Andy Williams. I was eight or nine, I think. So hip!
5. If you could go anywhere in the world, where would it be?
Back to Paris, and I wouldn’t ever leave.
6. Any hidden talent(s)?
Black belt designer/art director and Adobe Creative Suite ninja. I have other talents, but they will remain hidden.
7. Subtitles: Yea or Nay?
That’s a definite yea! Dubbing is horrible to watch, the voices never match the actors, and you can pick up and/or practice another language by watching subtitled movies.
8. What book would you like to be seen made into a movie? The Englishman’s Daughter by Ben McIntyre. It’s one of those non-fiction novels, about English soldiers who get caught in a French village behind the enemy lines during World War I. That’s all I’m going to say, you should read it! But it’s short and McIntyre’s style is fairly cinematic; it would make an excellent film. I think Joe Wright, François Ozon, or Guillaume Canet (Ne le dis à personne) should direct it, Michael Fassbender and Tom Hiddleston should be two of the soldiers, and all my favorite French actors should be in it — Marion Cotillard, Mèlanie Laurent, Audrey Tautou, Catherine Deneuve, Alain Delon, Jean Rochefort, Daniel Auteuil, Gilles Lelouche, and Gaspard Ulliel.
9. What is the first thing you would do if you won the lottery?
After I took care of all my entire family’s financial obligations, I’d buy a movie theater.
10. Have you ever snuck into a film without paying for it?
Yes, I have. I did actually pay, but I saw another film after the one I paid for. I guess that’s half price.

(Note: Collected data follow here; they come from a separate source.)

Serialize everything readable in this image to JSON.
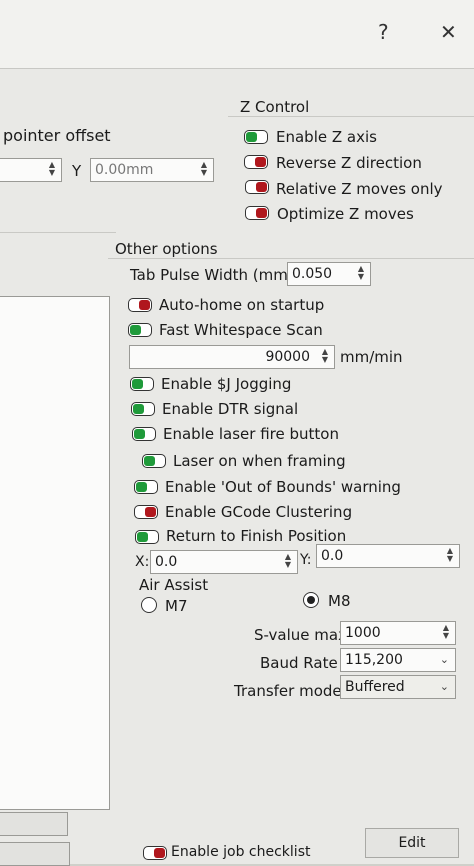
{
  "window": {
    "help_glyph": "?",
    "close_glyph": "✕"
  },
  "left_partial": {
    "pointer_offset_label": "pointer offset",
    "y_label": "Y",
    "y_value": "0.00mm"
  },
  "z_control": {
    "title": "Z Control",
    "options": [
      {
        "label": "Enable Z axis",
        "on": true
      },
      {
        "label": "Reverse Z direction",
        "on": false
      },
      {
        "label": "Relative Z moves only",
        "on": false
      },
      {
        "label": "Optimize Z moves",
        "on": false
      }
    ]
  },
  "other_options": {
    "title": "Other options",
    "tab_pulse_label": "Tab Pulse Width (mm)",
    "tab_pulse_value": "0.050",
    "auto_home_label": "Auto-home on startup",
    "fast_whitespace_label": "Fast Whitespace Scan",
    "scan_speed_value": "90000",
    "scan_speed_unit": "mm/min",
    "toggles": [
      {
        "label": "Enable $J Jogging",
        "on": true
      },
      {
        "label": "Enable DTR signal",
        "on": true
      },
      {
        "label": "Enable laser fire button",
        "on": true
      },
      {
        "label": "Laser on when framing",
        "on": true
      },
      {
        "label": "Enable 'Out of Bounds' warning",
        "on": true
      },
      {
        "label": "Enable GCode Clustering",
        "on": false
      },
      {
        "label": "Return to Finish Position",
        "on": true
      }
    ],
    "finish_x_label": "X:",
    "finish_x_value": "0.0",
    "finish_y_label": "Y:",
    "finish_y_value": "0.0",
    "air_assist_label": "Air Assist",
    "m7_label": "M7",
    "m8_label": "M8",
    "air_assist_selected": "M8",
    "s_value_label": "S-value max",
    "s_value": "1000",
    "baud_label": "Baud Rate",
    "baud_value": "115,200",
    "transfer_label": "Transfer mode",
    "transfer_value": "Buffered"
  },
  "footer": {
    "job_checklist_label": "Enable job checklist",
    "job_checklist_on": false,
    "edit_label": "Edit"
  }
}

11. What is your favorite silent film?
I haven’t seen that many, although I’ve seen more in the last six months than I have my whole life. I’ve got a soft spot in my heart for The Artist, the “silent film gateway drug,” but I also love Sunrise (1927) and Das Cabinet des Dr. Caligari (1919).
And, my answers to Ruth’s questions:
1. Who’s your favorite movie actor who’s currently starring in a TV show?

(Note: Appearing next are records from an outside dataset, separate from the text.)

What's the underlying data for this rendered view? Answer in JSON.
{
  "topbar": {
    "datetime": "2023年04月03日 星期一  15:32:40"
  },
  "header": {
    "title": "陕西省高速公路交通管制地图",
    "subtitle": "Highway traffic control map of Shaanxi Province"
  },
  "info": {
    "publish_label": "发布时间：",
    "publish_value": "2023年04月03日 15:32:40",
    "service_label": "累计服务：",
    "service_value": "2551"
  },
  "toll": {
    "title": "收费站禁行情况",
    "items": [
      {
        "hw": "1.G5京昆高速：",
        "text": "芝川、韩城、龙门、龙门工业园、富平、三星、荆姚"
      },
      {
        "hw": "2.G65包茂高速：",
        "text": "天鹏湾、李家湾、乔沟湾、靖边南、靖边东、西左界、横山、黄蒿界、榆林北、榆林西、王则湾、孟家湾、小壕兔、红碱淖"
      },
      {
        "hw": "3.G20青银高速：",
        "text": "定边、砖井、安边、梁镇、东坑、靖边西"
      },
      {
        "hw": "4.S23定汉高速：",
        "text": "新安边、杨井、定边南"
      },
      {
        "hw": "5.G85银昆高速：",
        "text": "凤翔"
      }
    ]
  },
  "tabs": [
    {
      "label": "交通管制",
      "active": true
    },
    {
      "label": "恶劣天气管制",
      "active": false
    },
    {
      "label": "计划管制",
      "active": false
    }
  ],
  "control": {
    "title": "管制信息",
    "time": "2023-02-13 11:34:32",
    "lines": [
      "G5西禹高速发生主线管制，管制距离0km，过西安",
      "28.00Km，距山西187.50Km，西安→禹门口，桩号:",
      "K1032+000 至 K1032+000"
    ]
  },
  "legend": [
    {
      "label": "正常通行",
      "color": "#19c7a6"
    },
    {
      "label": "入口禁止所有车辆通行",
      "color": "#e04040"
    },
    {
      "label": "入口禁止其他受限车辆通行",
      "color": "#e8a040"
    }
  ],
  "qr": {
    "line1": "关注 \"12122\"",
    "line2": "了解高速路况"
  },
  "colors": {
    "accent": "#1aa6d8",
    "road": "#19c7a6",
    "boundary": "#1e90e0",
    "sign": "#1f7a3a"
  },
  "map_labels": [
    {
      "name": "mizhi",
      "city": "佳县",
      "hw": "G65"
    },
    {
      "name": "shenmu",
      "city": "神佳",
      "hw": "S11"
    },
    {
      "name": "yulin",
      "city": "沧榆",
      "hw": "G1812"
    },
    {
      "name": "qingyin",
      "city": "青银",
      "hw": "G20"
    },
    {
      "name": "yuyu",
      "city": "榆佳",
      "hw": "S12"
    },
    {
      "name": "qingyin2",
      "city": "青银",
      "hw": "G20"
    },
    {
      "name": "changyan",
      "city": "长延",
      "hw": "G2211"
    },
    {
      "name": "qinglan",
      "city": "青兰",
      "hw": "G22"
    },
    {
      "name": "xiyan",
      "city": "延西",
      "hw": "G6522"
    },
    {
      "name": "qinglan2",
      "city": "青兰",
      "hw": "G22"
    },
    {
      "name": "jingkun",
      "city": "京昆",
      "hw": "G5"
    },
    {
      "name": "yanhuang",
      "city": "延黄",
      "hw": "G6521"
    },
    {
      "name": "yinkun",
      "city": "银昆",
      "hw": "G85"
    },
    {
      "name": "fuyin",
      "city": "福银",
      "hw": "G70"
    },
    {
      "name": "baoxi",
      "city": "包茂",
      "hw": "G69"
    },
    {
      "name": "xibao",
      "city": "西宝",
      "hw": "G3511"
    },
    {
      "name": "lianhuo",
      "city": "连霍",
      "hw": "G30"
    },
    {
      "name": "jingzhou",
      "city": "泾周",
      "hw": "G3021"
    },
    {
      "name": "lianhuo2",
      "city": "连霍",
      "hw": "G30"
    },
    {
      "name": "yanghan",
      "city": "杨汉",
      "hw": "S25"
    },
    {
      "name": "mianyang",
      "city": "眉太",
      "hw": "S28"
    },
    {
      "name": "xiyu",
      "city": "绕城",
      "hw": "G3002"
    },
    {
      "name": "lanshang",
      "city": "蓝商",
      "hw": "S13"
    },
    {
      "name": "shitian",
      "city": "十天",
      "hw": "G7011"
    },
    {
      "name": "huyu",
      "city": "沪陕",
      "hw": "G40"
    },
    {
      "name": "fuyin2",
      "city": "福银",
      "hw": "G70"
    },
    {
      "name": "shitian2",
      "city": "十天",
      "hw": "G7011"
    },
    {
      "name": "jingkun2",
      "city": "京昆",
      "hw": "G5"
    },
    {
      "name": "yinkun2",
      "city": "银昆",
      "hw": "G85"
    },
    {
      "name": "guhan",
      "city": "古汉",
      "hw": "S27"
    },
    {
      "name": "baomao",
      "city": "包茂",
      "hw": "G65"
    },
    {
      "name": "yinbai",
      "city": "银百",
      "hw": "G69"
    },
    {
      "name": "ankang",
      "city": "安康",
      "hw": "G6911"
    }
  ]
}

I guess Jon Hamm or Ian Somerhalder. They have both been in a couple movies. Or maybe Kristen Wiig, although she’s not on TV anymore.

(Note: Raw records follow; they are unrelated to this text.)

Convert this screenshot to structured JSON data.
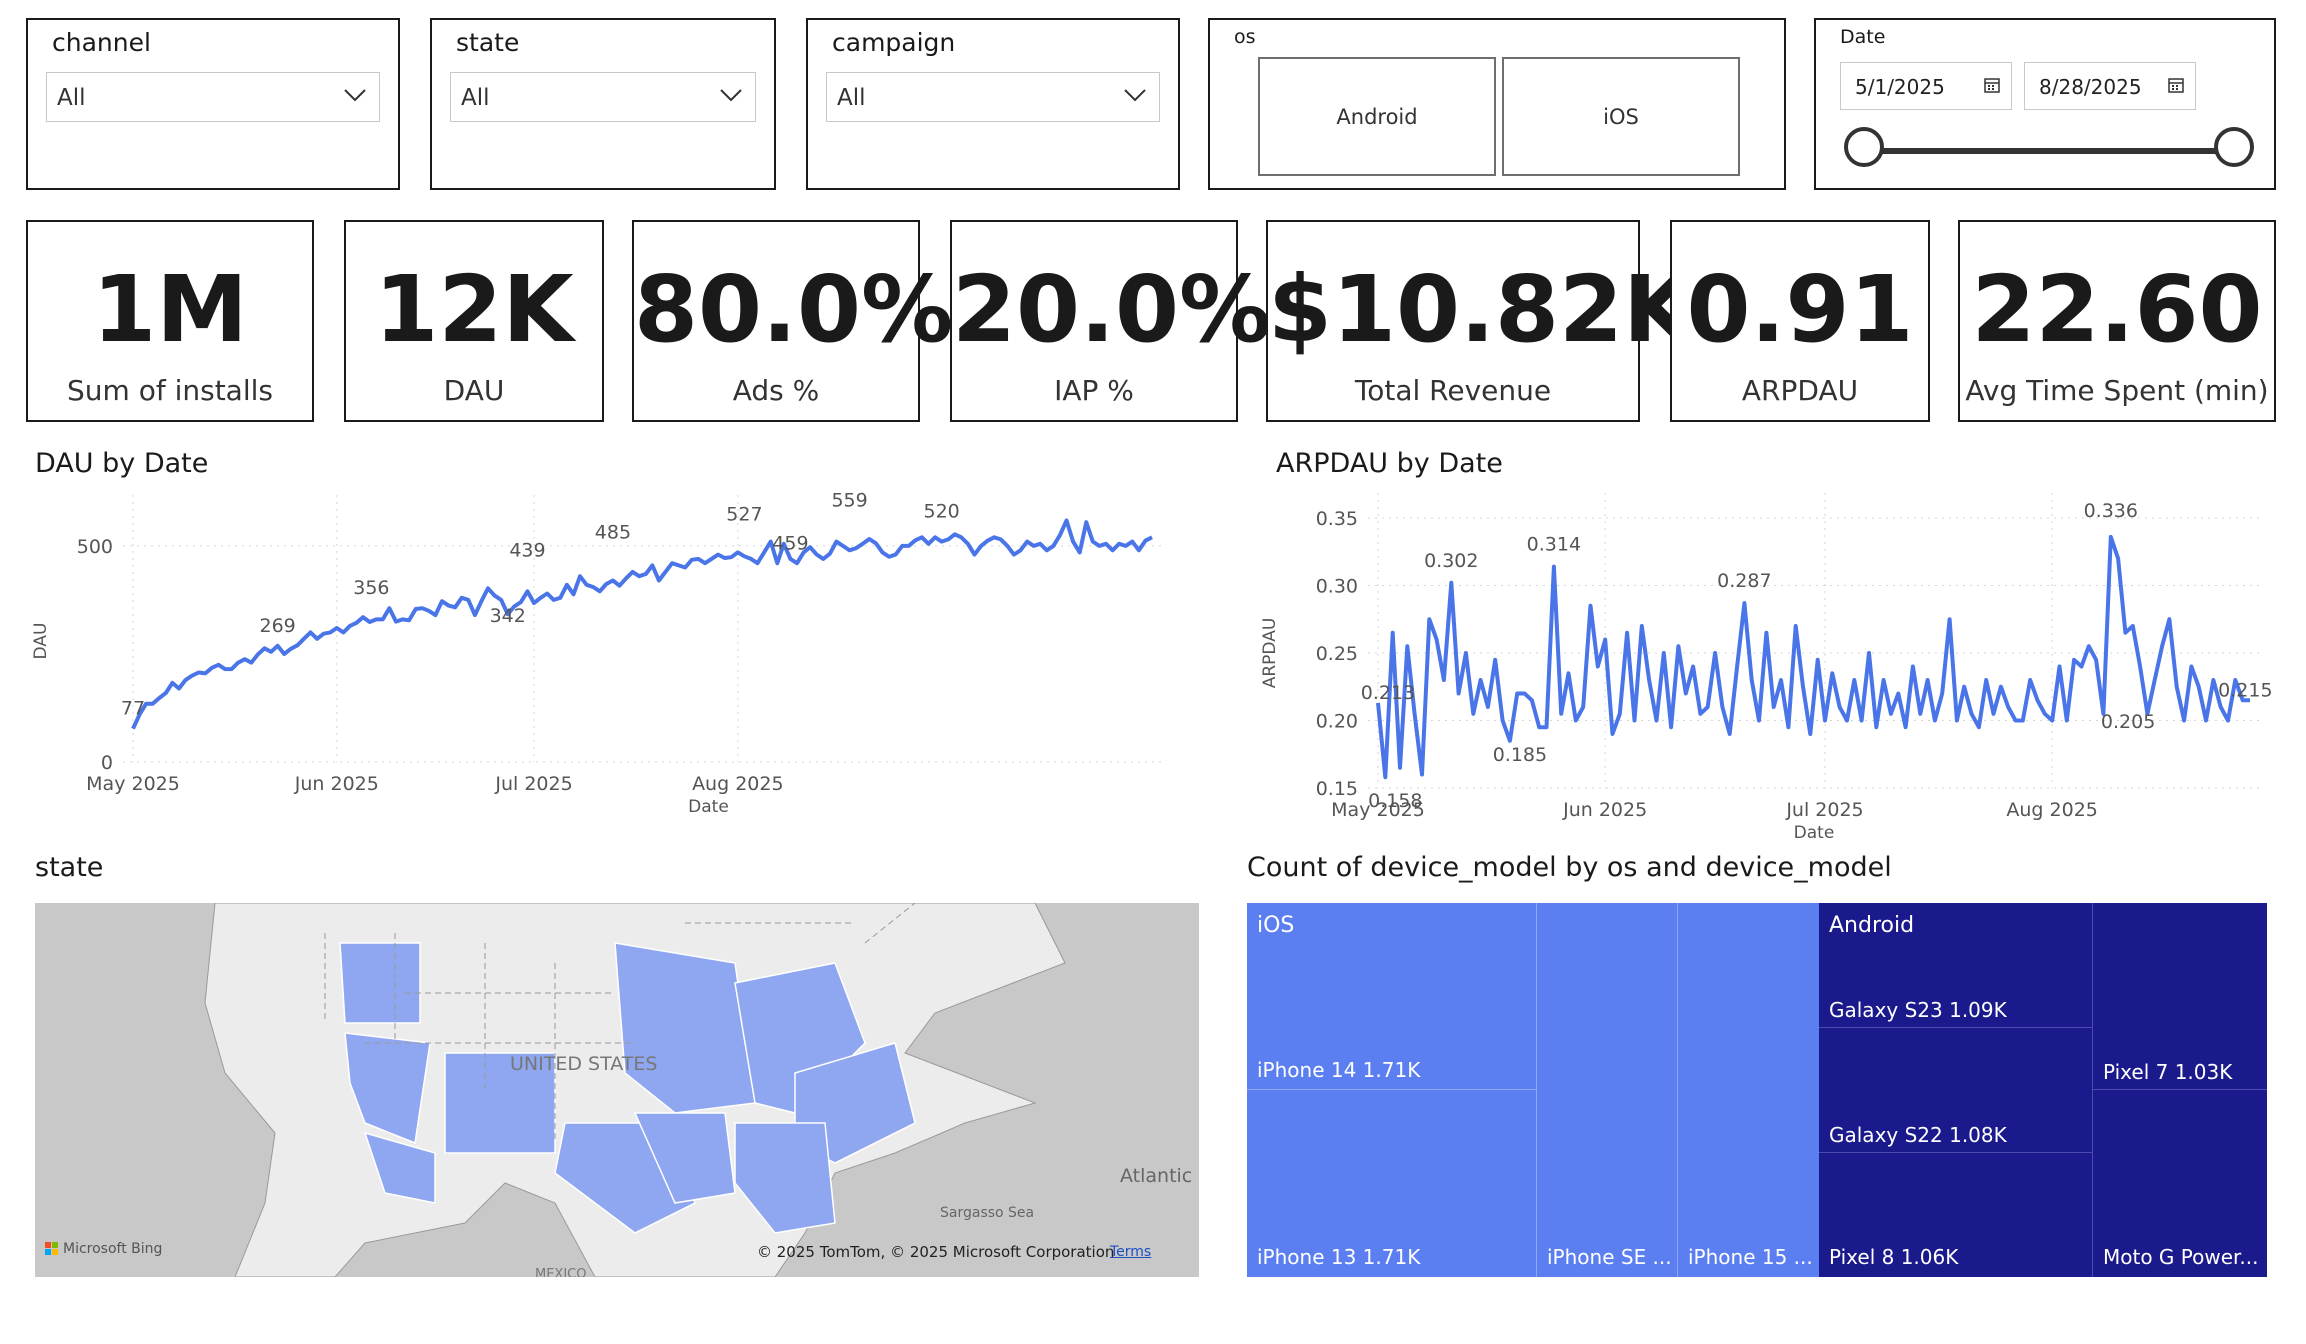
{
  "slicers": {
    "channel": {
      "title": "channel",
      "value": "All"
    },
    "state": {
      "title": "state",
      "value": "All"
    },
    "campaign": {
      "title": "campaign",
      "value": "All"
    },
    "os": {
      "title": "os",
      "options": [
        "Android",
        "iOS"
      ]
    },
    "date": {
      "title": "Date",
      "start": "5/1/2025",
      "end": "8/28/2025"
    }
  },
  "kpis": [
    {
      "value": "1M",
      "label": "Sum of installs"
    },
    {
      "value": "12K",
      "label": "DAU"
    },
    {
      "value": "80.0%",
      "label": "Ads %"
    },
    {
      "value": "20.0%",
      "label": "IAP %"
    },
    {
      "value": "$10.82K",
      "label": "Total Revenue"
    },
    {
      "value": "0.91",
      "label": "ARPDAU"
    },
    {
      "value": "22.60",
      "label": "Avg Time Spent (min)"
    }
  ],
  "dau_chart": {
    "title": "DAU by Date"
  },
  "arpdau_chart": {
    "title": "ARPDAU by Date"
  },
  "chart_data": [
    {
      "type": "line",
      "title": "DAU by Date",
      "xlabel": "Date",
      "ylabel": "DAU",
      "x_ticks": [
        "May 2025",
        "Jun 2025",
        "Jul 2025",
        "Aug 2025"
      ],
      "y_ticks": [
        "0",
        "500"
      ],
      "ylim": [
        0,
        560
      ],
      "color": "#4a75e8",
      "series": [
        {
          "values": [
            77,
            110,
            135,
            135,
            148,
            160,
            183,
            170,
            190,
            200,
            207,
            205,
            218,
            225,
            215,
            215,
            230,
            238,
            230,
            249,
            263,
            255,
            269,
            250,
            262,
            270,
            285,
            300,
            285,
            297,
            300,
            310,
            300,
            315,
            322,
            335,
            324,
            330,
            330,
            356,
            325,
            330,
            328,
            354,
            356,
            350,
            340,
            372,
            362,
            358,
            380,
            375,
            340,
            372,
            402,
            385,
            375,
            342,
            360,
            370,
            395,
            368,
            380,
            390,
            375,
            380,
            410,
            388,
            430,
            410,
            405,
            395,
            412,
            420,
            408,
            425,
            440,
            430,
            435,
            455,
            420,
            440,
            460,
            455,
            450,
            468,
            470,
            460,
            470,
            480,
            472,
            474,
            485,
            476,
            470,
            460,
            485,
            510,
            460,
            505,
            470,
            460,
            485,
            497,
            480,
            470,
            482,
            510,
            500,
            490,
            495,
            505,
            516,
            506,
            485,
            475,
            480,
            500,
            500,
            513,
            520,
            505,
            520,
            510,
            515,
            527,
            520,
            505,
            480,
            500,
            512,
            520,
            515,
            500,
            480,
            490,
            510,
            500,
            505,
            490,
            500,
            525,
            559,
            510,
            485,
            555,
            510,
            500,
            505,
            490,
            505,
            500,
            510,
            490,
            512,
            520
          ]
        }
      ],
      "data_labels": [
        {
          "x": "May 2025",
          "y": 77,
          "label": "77"
        },
        {
          "x": "May 2025",
          "y": 269,
          "label": "269"
        },
        {
          "x": "Jun 2025",
          "y": 356,
          "label": "356"
        },
        {
          "x": "Jun 2025",
          "y": 342,
          "label": "342"
        },
        {
          "x": "Jul 2025",
          "y": 439,
          "label": "439"
        },
        {
          "x": "Jul 2025",
          "y": 485,
          "label": "485"
        },
        {
          "x": "Aug 2025",
          "y": 527,
          "label": "527"
        },
        {
          "x": "Aug 2025",
          "y": 459,
          "label": "459"
        },
        {
          "x": "Aug 2025",
          "y": 559,
          "label": "559"
        },
        {
          "x": "Aug 2025",
          "y": 520,
          "label": "520"
        }
      ],
      "grid": true
    },
    {
      "type": "line",
      "title": "ARPDAU by Date",
      "xlabel": "Date",
      "ylabel": "ARPDAU",
      "x_ticks": [
        "May 2025",
        "Jun 2025",
        "Jul 2025",
        "Aug 2025"
      ],
      "y_ticks": [
        "0.15",
        "0.20",
        "0.25",
        "0.30",
        "0.35"
      ],
      "ylim": [
        0.15,
        0.35
      ],
      "color": "#4a75e8",
      "series": [
        {
          "values": [
            0.213,
            0.158,
            0.265,
            0.165,
            0.255,
            0.205,
            0.16,
            0.275,
            0.26,
            0.23,
            0.302,
            0.22,
            0.25,
            0.205,
            0.23,
            0.21,
            0.245,
            0.2,
            0.185,
            0.22,
            0.22,
            0.215,
            0.195,
            0.195,
            0.314,
            0.205,
            0.235,
            0.2,
            0.21,
            0.285,
            0.24,
            0.26,
            0.19,
            0.205,
            0.265,
            0.2,
            0.27,
            0.23,
            0.2,
            0.25,
            0.195,
            0.255,
            0.22,
            0.24,
            0.205,
            0.21,
            0.25,
            0.21,
            0.19,
            0.24,
            0.287,
            0.23,
            0.2,
            0.265,
            0.21,
            0.23,
            0.195,
            0.27,
            0.225,
            0.19,
            0.245,
            0.2,
            0.235,
            0.21,
            0.2,
            0.23,
            0.2,
            0.25,
            0.195,
            0.23,
            0.205,
            0.22,
            0.195,
            0.24,
            0.205,
            0.23,
            0.2,
            0.22,
            0.275,
            0.2,
            0.225,
            0.205,
            0.195,
            0.23,
            0.205,
            0.225,
            0.21,
            0.2,
            0.2,
            0.23,
            0.215,
            0.205,
            0.2,
            0.24,
            0.2,
            0.245,
            0.24,
            0.255,
            0.245,
            0.205,
            0.336,
            0.32,
            0.265,
            0.27,
            0.24,
            0.205,
            0.23,
            0.255,
            0.275,
            0.225,
            0.2,
            0.24,
            0.225,
            0.2,
            0.23,
            0.21,
            0.2,
            0.23,
            0.215,
            0.215
          ]
        }
      ],
      "data_labels": [
        {
          "x": "May 2025",
          "y": 0.213,
          "label": "0.213"
        },
        {
          "x": "May 2025",
          "y": 0.158,
          "label": "0.158"
        },
        {
          "x": "May 2025",
          "y": 0.302,
          "label": "0.302"
        },
        {
          "x": "Jun 2025",
          "y": 0.185,
          "label": "0.185"
        },
        {
          "x": "Jun 2025",
          "y": 0.314,
          "label": "0.314"
        },
        {
          "x": "Jul 2025",
          "y": 0.287,
          "label": "0.287"
        },
        {
          "x": "Aug 2025",
          "y": 0.336,
          "label": "0.336"
        },
        {
          "x": "Aug 2025",
          "y": 0.205,
          "label": "0.205"
        },
        {
          "x": "Aug 2025",
          "y": 0.215,
          "label": "0.215"
        }
      ],
      "grid": true
    },
    {
      "type": "treemap",
      "title": "Count of device_model by os and device_model",
      "groups": [
        {
          "name": "iOS",
          "color": "#5b7ff0",
          "items": [
            {
              "label": "iPhone 14 1.71K",
              "value": 1710
            },
            {
              "label": "iPhone 13 1.71K",
              "value": 1710
            },
            {
              "label": "iPhone SE ...",
              "value": null
            },
            {
              "label": "iPhone 15 ...",
              "value": null
            }
          ]
        },
        {
          "name": "Android",
          "color": "#1a1a8c",
          "items": [
            {
              "label": "Galaxy S23 1.09K",
              "value": 1090
            },
            {
              "label": "Galaxy S22 1.08K",
              "value": 1080
            },
            {
              "label": "Pixel 8 1.06K",
              "value": 1060
            },
            {
              "label": "Pixel 7 1.03K",
              "value": 1030
            },
            {
              "label": "Moto G Power...",
              "value": null
            }
          ]
        }
      ]
    }
  ],
  "map": {
    "title": "state",
    "country_label": "UNITED STATES",
    "ocean_label": "Atlantic",
    "sea_label": "Sargasso Sea",
    "mexico_label": "MEXICO",
    "attribution": "© 2025 TomTom, © 2025 Microsoft Corporation",
    "terms": "Terms",
    "provider": "Microsoft Bing",
    "highlight_color": "#8fa6f0"
  }
}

2. Could you date someone who does not love movies?
3. What makes you want to have a movie blog?
I write a column for Examiner about classic movies in Detroit and I wanted to branch out and write about current movies and other classics. Also, it gives me somewhere to put all my movie babble instead of driving everyone around me crazy with it. I have to say, this blog wouldn’t exist without the encouragement of Ruth (Flix Chatter).
4. Which director/actor collaboration you’d like to see [it has to be people who have never worked together before]?
Quentin Tarantino and Emma Thompson.
5. What dish are you good at making?
Any kind of Italian or Mexican food. I also make a mean potato salad and the best pancakes.
6. Any encounter with a celebrity you care to share?
I met Martin Sheen once. He’s about my height and seemed like one of the nicest people you’d ever want to meet.
7. Since the Olympics is still going on, what’s your favorite movie set in London?
There’s so many…I’ll stick to the most recent one I really liked, Tinker Tailor Soldier Spy.
8. Which is your favorite movie writer [could be a journalist, novelist, etc.]?
Hildy Johnson (Rosalind Russell) in His Girl Friday (1940-above) or Jo March (Winona Ryder) in Little Women (1994).
9. Which do you prefer: sweltering heat vs. cool, rainy days?
You need some of both, and I really like sweltering heat, but I like cool rainy days just that little bit more.
10. Favorite outfit/costume from a movie?
The costumes in Marie Antoinette (2006). Myrna Loy’s dresses in Libeled Lady. Peppy Miller’s outfits in The Artist, especially the shoes. And Joan Holloway Harris’ entire wardrobe on Mad Men. I know it’s not a movie, but it’s not often that a fictional character has my body type 🙂
11. Which actor/actress you initially detest but then slowly warming up to? [Feel free to reverse the question, that is an actor you initially love but now can’t stand.]
I never detested Channing Tatum, I just didn’t understand why he kept getting movies…he works a lot. But he was pretty good in The Eagle and hilarious in 21 Jump Street, which is getting its own sequel.